Eleitores em xeque-mate

Se as atuais eleições estaduais fossem um jogo de xadrez, seria o caso de se dizer que os eleitores levaram xeque-mate. Mais um, sejamos dungamente coerentes. Refiro-me, claro, às candidaturas majoritárias que apresentam chances de vitória.

Qualquer uma das coligações que vença manterá intacta a estrutura política que domina o Rio Grande do Norte há décadas. Em alguns momentos de forma bipolar (Aluizio x Dinarte), combinada (Alves e Maia) e em outros de maneira disfarçada, nos tempos da “Arena verde”. Todos já marcharam juntos em algum momento.

Nesta eleição, repetindo os Maias na década de 80 (com os presidenciáveis Andreazza, Aureliano e Maluf), os Alves cravaram um triplo.
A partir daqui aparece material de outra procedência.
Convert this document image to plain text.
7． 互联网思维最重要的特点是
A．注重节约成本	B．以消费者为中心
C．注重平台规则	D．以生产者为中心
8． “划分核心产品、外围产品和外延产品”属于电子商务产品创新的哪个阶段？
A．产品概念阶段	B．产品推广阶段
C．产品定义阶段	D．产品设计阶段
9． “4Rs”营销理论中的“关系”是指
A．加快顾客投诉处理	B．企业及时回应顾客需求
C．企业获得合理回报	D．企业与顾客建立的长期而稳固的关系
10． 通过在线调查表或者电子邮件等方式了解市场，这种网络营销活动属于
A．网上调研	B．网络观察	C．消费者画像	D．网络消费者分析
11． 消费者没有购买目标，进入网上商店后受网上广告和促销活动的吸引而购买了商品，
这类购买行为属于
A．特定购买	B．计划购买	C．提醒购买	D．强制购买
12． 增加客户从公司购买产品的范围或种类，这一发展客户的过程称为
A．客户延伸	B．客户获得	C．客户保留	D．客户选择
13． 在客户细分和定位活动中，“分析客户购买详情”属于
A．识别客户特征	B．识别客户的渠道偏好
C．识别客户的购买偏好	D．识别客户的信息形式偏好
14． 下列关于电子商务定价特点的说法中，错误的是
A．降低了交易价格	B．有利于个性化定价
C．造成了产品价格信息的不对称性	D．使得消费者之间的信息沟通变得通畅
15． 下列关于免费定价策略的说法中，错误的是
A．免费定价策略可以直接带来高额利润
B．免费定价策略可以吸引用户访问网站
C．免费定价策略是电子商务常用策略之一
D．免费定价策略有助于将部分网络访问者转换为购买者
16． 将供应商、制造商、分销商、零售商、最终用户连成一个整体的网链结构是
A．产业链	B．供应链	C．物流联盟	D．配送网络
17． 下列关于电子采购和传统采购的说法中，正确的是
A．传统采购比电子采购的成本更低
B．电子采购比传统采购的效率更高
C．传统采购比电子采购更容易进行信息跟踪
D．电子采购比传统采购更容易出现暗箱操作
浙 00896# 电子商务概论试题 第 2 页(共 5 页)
Henrique, com Iberê Ferreira, Garibaldi, com Rosalba Rosado, e Carlos Eduardo correndo por fora, com possibilidade de se juntar a uma das coligações ainda no primeiro turno, caso não passe para o segundo.
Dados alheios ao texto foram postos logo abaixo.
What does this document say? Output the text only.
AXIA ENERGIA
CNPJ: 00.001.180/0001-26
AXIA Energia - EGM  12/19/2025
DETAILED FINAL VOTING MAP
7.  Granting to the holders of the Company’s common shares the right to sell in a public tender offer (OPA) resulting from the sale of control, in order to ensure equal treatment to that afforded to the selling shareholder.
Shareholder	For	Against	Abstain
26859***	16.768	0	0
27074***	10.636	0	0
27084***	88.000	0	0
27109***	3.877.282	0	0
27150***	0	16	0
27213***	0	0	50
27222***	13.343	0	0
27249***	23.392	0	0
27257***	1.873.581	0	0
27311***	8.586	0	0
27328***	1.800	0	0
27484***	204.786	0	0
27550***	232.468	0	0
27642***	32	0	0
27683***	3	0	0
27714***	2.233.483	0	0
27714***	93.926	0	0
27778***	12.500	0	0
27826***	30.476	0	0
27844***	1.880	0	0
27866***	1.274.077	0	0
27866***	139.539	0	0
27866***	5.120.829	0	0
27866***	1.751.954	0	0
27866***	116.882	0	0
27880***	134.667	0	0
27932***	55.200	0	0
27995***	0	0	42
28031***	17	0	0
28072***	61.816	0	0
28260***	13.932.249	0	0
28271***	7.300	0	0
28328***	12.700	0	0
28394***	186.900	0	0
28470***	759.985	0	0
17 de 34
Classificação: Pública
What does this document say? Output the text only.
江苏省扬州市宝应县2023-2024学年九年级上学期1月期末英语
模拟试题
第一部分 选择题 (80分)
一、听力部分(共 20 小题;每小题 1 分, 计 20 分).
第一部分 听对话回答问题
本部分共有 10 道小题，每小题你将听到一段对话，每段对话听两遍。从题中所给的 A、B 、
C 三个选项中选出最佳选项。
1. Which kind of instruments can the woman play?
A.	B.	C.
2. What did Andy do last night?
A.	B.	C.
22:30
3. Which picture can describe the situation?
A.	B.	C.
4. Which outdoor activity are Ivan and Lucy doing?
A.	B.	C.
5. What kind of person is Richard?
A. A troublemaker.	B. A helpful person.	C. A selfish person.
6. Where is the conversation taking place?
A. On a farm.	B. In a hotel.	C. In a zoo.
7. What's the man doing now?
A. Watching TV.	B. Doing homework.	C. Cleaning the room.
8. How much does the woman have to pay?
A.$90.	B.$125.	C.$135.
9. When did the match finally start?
A menos de três meses da eleição já se pode afirmar que os Alves, com o triplo que cravaram, são os vencedores, independente do resultado do dia 3 de outubro. Sem falar que ainda elegerão praticamente todos os seis membros da família que disputam eleição (Garibaldi, Henrique, José Dias, Agnelo, Carlos e Walter).
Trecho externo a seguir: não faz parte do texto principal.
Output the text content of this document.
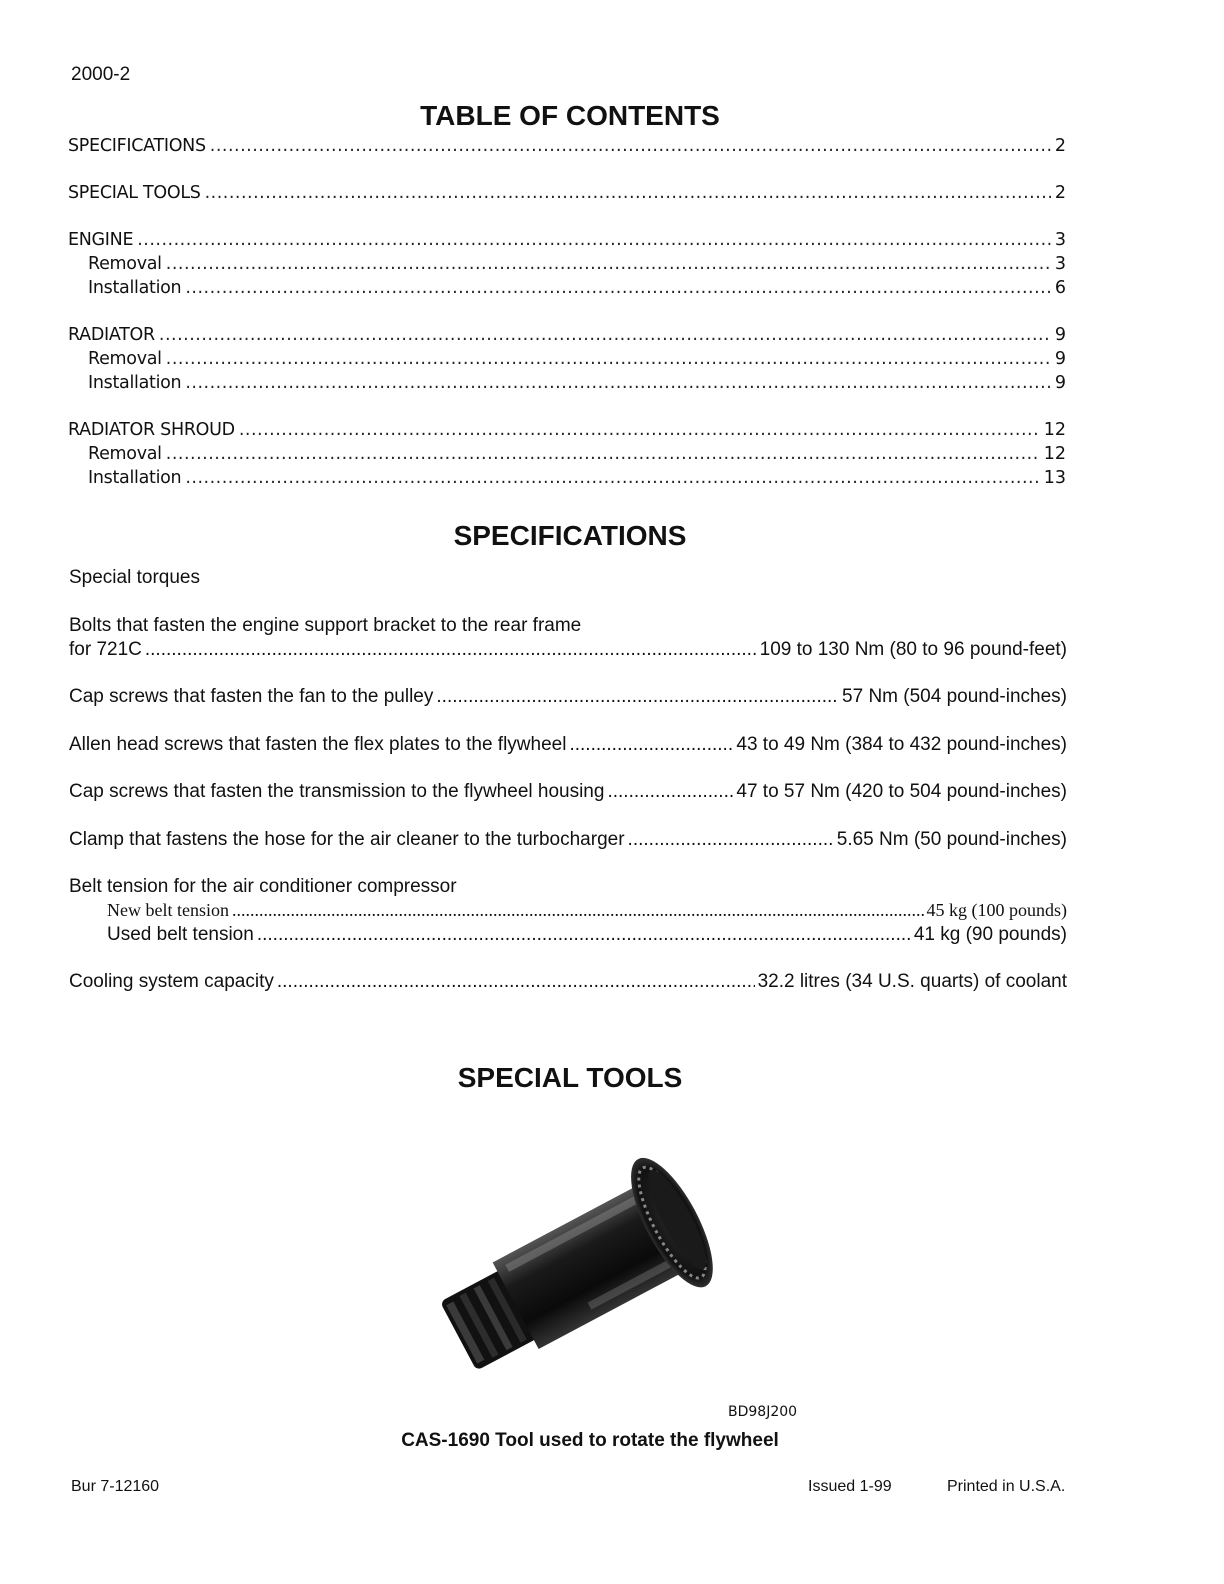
2000-2
TABLE OF CONTENTS
SPECIFICATIONS .....	2
SPECIAL TOOLS .....	2
ENGINE .....	3
Removal .....	3
Installation .....	6
RADIATOR .....	9
Removal .....	9
Installation .....	9
RADIATOR SHROUD .....	12
Removal .....	12
Installation .....	13
SPECIFICATIONS
Special torques
Bolts that fasten the engine support bracket to the rear frame
for 721C .....	109 to 130 Nm (80 to 96 pound-feet)
Cap screws that fasten the fan to the pulley .....	57 Nm (504 pound-inches)
Allen head screws that fasten the flex plates to the flywheel .....	43 to 49 Nm (384 to 432 pound-inches)
Cap screws that fasten the transmission to the flywheel housing .....	47 to 57 Nm (420 to 504 pound-inches)
Clamp that fastens the hose for the air cleaner to the turbocharger .....	5.65 Nm (50 pound-inches)
Belt tension for the air conditioner compressor
New belt tension .....	45 kg (100 pounds)
Used belt tension .....	41 kg (90 pounds)
Cooling system capacity .....	32.2 litres (34 U.S. quarts) of coolant
SPECIAL TOOLS
BD98J200
CAS-1690 Tool used to rotate the flywheel
Bur 7-12160	Issued 1-99	Printed in U.S.A.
José Agripino, o outro pólo de poder no RN, foi buscar sua candidata ao governo num grupo, até então, de importância e limites políticos interioranos, Rosalba Rosado, líder de uma longeva oligarquia na região oeste.

Iberê Ferreira revive a história dos vices inexpressivos que chegam à cadeira por circunstância da legislação eleitoral e com a máquina na mão se torna um obsessivo, movendo céus e estrelas para continuar no cargo, mesmo contra toda a lógica. Vimos esse filme há poucos anos com Fernando Freire.

E se os candidatos ao governo não empolgam, o que dizer, então, dos vices Álvaro, Wagner e Robinson? Três políticos que rezam na mesma cartilha conservadora e oligárquica dos demais e que também lá na frente seguirão os passos de Freire e Iberê. Repetindo uma maldição que parece não ter fim.

Uma eleição onde quem se apresenta como novo ou depositário de mudanças são políticos do arco da velha ou seus representantes. Sobra uma falsa disputa, onde a única certeza é a de que vença quem vencer tudo continuará na mesma.

Enfim, um quadro político desalentador. Onde o discurso de continuidade administrativa, no caso de Iberê, é terrificante, e o das mudanças, levantados por Rosalba e Carlos são iguais à nota de três reais.